The Message of Melchizedek: The Purpose and Limitation of Organized Religion
Does Melchizedek’s inherent glory thus signify that organized religions are useless? No! For he himself blesses Abraham and thus symbolically asserts the value of the Judeo/Christian tradition which Abraham would later found. Yet without a doubt the Bible clearly implies that Melchizedek is greater than Abraham. As Paul writes, “Just think how great he was: Even the patriarch Abraham gave him a tenth of the plunder!” and “without a doubt, the lesser (Abraham) is blessed by the greater (Melchizedek).”

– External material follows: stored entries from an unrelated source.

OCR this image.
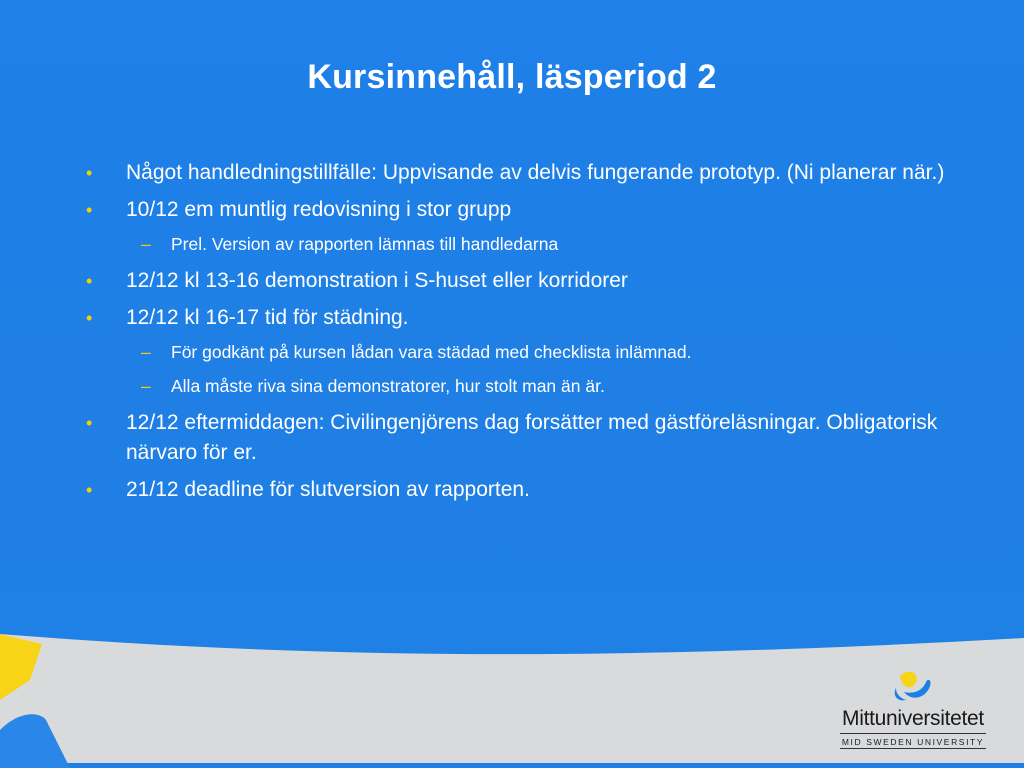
Kursinnehåll, läsperiod 2
• Något handledningstillfälle: Uppvisande av delvis fungerande prototyp. (Ni planerar när.)
• 10/12 em muntlig redovisning i stor grupp
– Prel. Version av rapporten lämnas till handledarna
• 12/12 kl 13-16 demonstration i S-huset eller korridorer
• 12/12 kl 16-17 tid för städning.
– För godkänt på kursen lådan vara städad med checklista inlämnad.
– Alla måste riva sina demonstratorer, hur stolt man än är.
• 12/12 eftermiddagen: Civilingenjörens dag forsätter med gästföreläsningar. Obligatorisk närvaro för er.
• 21/12 deadline för slutversion av rapporten.
Mittuniversitetet
MID SWEDEN UNIVERSITY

So what is this actually trying to say to us? For me, it shows both the purpose and the limitation of religion. The purpose of religion is the experientially realize God FOR YOURSELF. All religions, meditational practices, and spiritual rituals are merely pathways to this direct experience of God. I personally do not pray or meditate because it is “the right thing to do” or because some book told me to do so. I practice religion because it leads to the indescribable bliss of God, to real happiness. I also often go to churches, monasteries, and other spiritual groups not because it is righteous to do so but because they point me back to the God within me that I have always been seeking.
I participate in and love humanity’s creative religious traditions, yet I recognize that religion itself is inherently limited and that I do not need to participate in organized religion to experience God. Humanity’s great prophets like Jesus can only show us the door, but we ourselves have to enter it. We ourselves must experience what Jesus experienced, or else the spiritual path is nothing more than being a glorified “groupie” of some person who died thousands of years ago that we have never even met! We have all heard about God and enlightenment, but hearing and believing is not enough. We ourselves must have this experience ourselves through our own meditative efforts and through the grace of God.
If we do persist on the spiritual path we eventually will experience God, as all the great prophets have promised and demonstrated with their lives. This idea is very empowering, for it shows that our own direct experience is the ultimate spiritual authority. We are all priests in the order-less order of Melchizedek. Our spiritual authority does not come from memorized passages or man-made labels, but from the direct perception of the Truth we all have equal access to.
In this realization organized religion is no longer necessary, although we may still consciously choose to participate in it. As the Bhagavad Gita states, all the teachings of the world are like small wells of water that people draw from to get knowledge of the Divine. After realization comes, however, participating in religion is like drawing water from a well “when the whole land is flooded, for they see the Lord everywhere.” As the Gita and saints like Jesus have said, this very life is God manifesting Itself to Itself. My deepest prayer is that you, I, and all beings, will realize this completely, and that we all will taste the eternal bliss of Melchizedek, the infinite ocean of Love from which the whole universe arises like a bubble and to which it eventually returns.